Wigmore on Evidence, Third Edition, § 1938. Citations given, including Doe v. Reagan, et al., (1839) 5 Blackford 217 and Adams v. State, (1971) 259 Ind. 64, 271 N.E.2d 425.
The rule in Indiana does not appear to have changed since it was expressed in Doe v. Reagan, et al., supra, as follows:
“The opinions of witnesses may be taken as to the sanity of a grantor, but the facts upon which the opinions are founded must also be stated. Men of medical skills, who have no personal knowledge of the facts, may be asked their opinions whether certain appearances, detailed by other witnesses, are symptoms of insanity. Rex v.
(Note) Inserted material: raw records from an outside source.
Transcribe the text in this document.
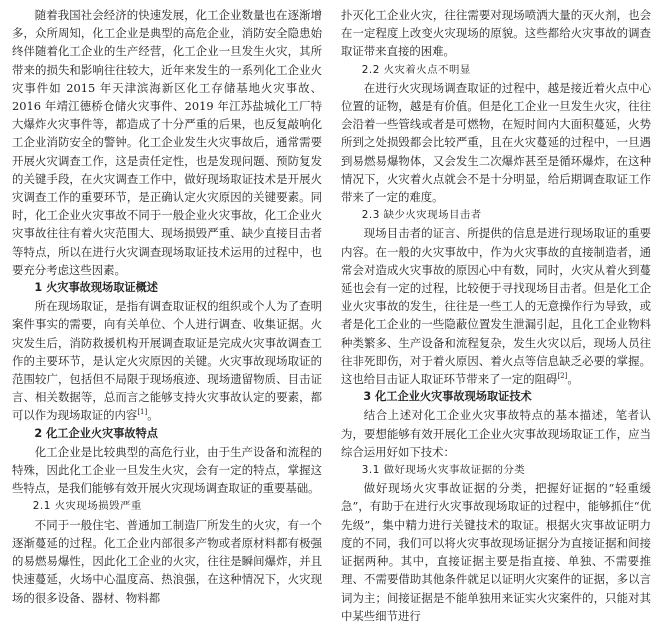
随着我国社会经济的快速发展，化工企业数量也在逐渐增多，众所周知，化工企业是典型的高危企业，消防安全隐患始终伴随着化工企业的生产经营，化工企业一旦发生火灾，其所带来的损失和影响往往较大，近年来发生的一系列化工企业火灾事件如 2015 年天津滨海新区化工存储基地火灾事故、2016 年靖江德桥仓储火灾事件、2019 年江苏盐城化工厂特大爆炸火灾事件等，都造成了十分严重的后果，也反复敲响化工企业消防安全的警钟。化工企业发生火灾事故后，通常需要开展火灾调查工作，这是责任定性，也是发现问题、预防复发的关键手段，在火灾调查工作中，做好现场取证技术是开展火灾调查工作的重要环节，是正确认定火灾原因的关键要素。同时，化工企业火灾事故不同于一般企业火灾事故，化工企业火灾事故往往有着火灾范围大、现场损毁严重、缺少直接目击者等特点，所以在进行火灾调查现场取证技术运用的过程中，也要充分考虑这些因素。

1 火灾事故现场取证概述

所在现场取证，是指有调查取证权的组织或个人为了查明案件事实的需要，向有关单位、个人进行调查、收集证据。火灾发生后，消防救援机构开展调查取证是完成火灾事故调查工作的主要环节，是认定火灾原因的关键。火灾事故现场取证的范围较广，包括但不局限于现场痕迹、现场遗留物质、目击证言、相关数据等，总而言之能够支持火灾事故认定的要素，都可以作为现场取证的内容[1]。

2 化工企业火灾事故特点

化工企业是比较典型的高危行业，由于生产设备和流程的特殊，因此化工企业一旦发生火灾，会有一定的特点，掌握这些特点，是我们能够有效开展火灾现场调查取证的重要基础。

2.1 火灾现场损毁严重

不同于一般住宅、普通加工制造厂所发生的火灾，有一个逐渐蔓延的过程。化工企业内部很多产物或者原材料都有极强的易燃易爆性，因此化工企业的火灾，往往是瞬间爆炸，并且快速蔓延，火场中心温度高、热浪强，在这种情况下，火灾现场的很多设备、器材、物料都

扑灭化工企业火灾，往往需要对现场喷洒大量的灭火剂，也会在一定程度上改变火灾现场的原貌。这些都给火灾事故的调查取证带来直接的困难。

2.2 火灾着火点不明显

在进行火灾现场调查取证的过程中，越是接近着火点中心位置的证物，越是有价值。但是化工企业一旦发生火灾，往往会沿着一些管线或者是可燃物，在短时间内大面积蔓延，火势所到之处损毁都会比较严重，且在火灾蔓延的过程中，一旦遇到易燃易爆物体，又会发生二次爆炸甚至是循环爆炸，在这种情况下，火灾着火点就会不是十分明显，给后期调查取证工作带来了一定的难度。

2.3 缺少火灾现场目击者

现场目击者的证言、所提供的信息是进行现场取证的重要内容。在一般的火灾事故中，作为火灾事故的直接制造者，通常会对造成火灾事故的原因心中有数，同时，火灾从着火到蔓延也会有一定的过程，比较便于寻找现场目击者。但是化工企业火灾事故的发生，往往是一些工人的无意操作行为导致，或者是化工企业的一些隐蔽位置发生泄漏引起，且化工企业物料种类繁多、生产设备和流程复杂，发生火灾以后，现场人员往往非死即伤，对于着火原因、着火点等信息缺乏必要的掌握。这也给目击证人取证环节带来了一定的阻碍[2]。

3 化工企业火灾事故现场取证技术

结合上述对化工企业火灾事故特点的基本描述，笔者认为，要想能够有效开展化工企业火灾事故现场取证工作，应当综合运用好如下技术：

3.1 做好现场火灾事故证据的分类

做好现场火灾事故证据的分类，把握好证据的“轻重缓急”，有助于在进行火灾事故现场取证的过程中，能够抓住“优先级”，集中精力进行关键技术的取证。根据火灾事故证明力度的不同，我们可以将火灾事故现场证据分为直接证据和间接证据两种。其中，直接证据主要是指直接、单独、不需要推理、不需要借助其他条件就足以证明火灾案件的证据，多以言词为主；间接证据是不能单独用来证实火灾案件的，只能对其中某些细节进行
Wright, Russ & Ryan’s Crown Cases, 456. But the opinion of a person not of the medical profession is not evidence, unless the facts upon which it is based, have come under his own observation, and unless also he states those facts to the jury.” 5 Blackford at 218.
It thus appears that the distinction between expert and lay witnesses, at least upon an issue of sanity, is not whether or not they may express opinions, as inferences logically to be drawn from narrated facts and experiences, which either may do. Rather, it appears that the difference lies in the foundation required to render the opinion admissible. The lay witness’ opinion is admitted not because of specialized knowledge of the general subject of insanity but because of his particular experience with the person. The expert, on the other hand, qualifies because of his specialized knowledge of the subject matter. His opinions are entitled to a certain credence, although his observations of, or experiences with, the subject may have been quite limited or even non-existent. Often, he premises his opinions upon hypotheticals. His opinions, in either event, are created expressly for the purpose of becoming evidence. Whereas, the layman’s opinions are by-products or “fall-out” from observations or experiences having coincidental value as evidence.
[1223]*1223Obviously Ludwig was eminently qualified to serve as an expert in several areas, but he did not function or appear at trial in that capacity. The evidence offered through him was of a different character, although admittedly closely resembling it, than the supposed evidence that the defendant was charged with obstructing. He had had extensive contact and experience with the defendant for a long period of time prior to the commission of the crime. It is true that his experience with the defendant was in his professional capacity, but its purpose was not to qualify him as a witness. Although Ludwig’s professional qualifications undoubtedly would have affected the weight accorded to his testimony, and the jury may well have regarded him as an expert, his expertise was not the basis for determining his competence to testify.
Por error in excluding the defendant’s offer of evidence of his insanity for the consideration of the jury, the judgment of the trial court is reversed and the cause remanded to the trial court for a new trial.
DeBRULER and HUNTER, JJ., concur.
PIVARNIK, J., dissents with opinion in which GIVAN, C. J., concurs.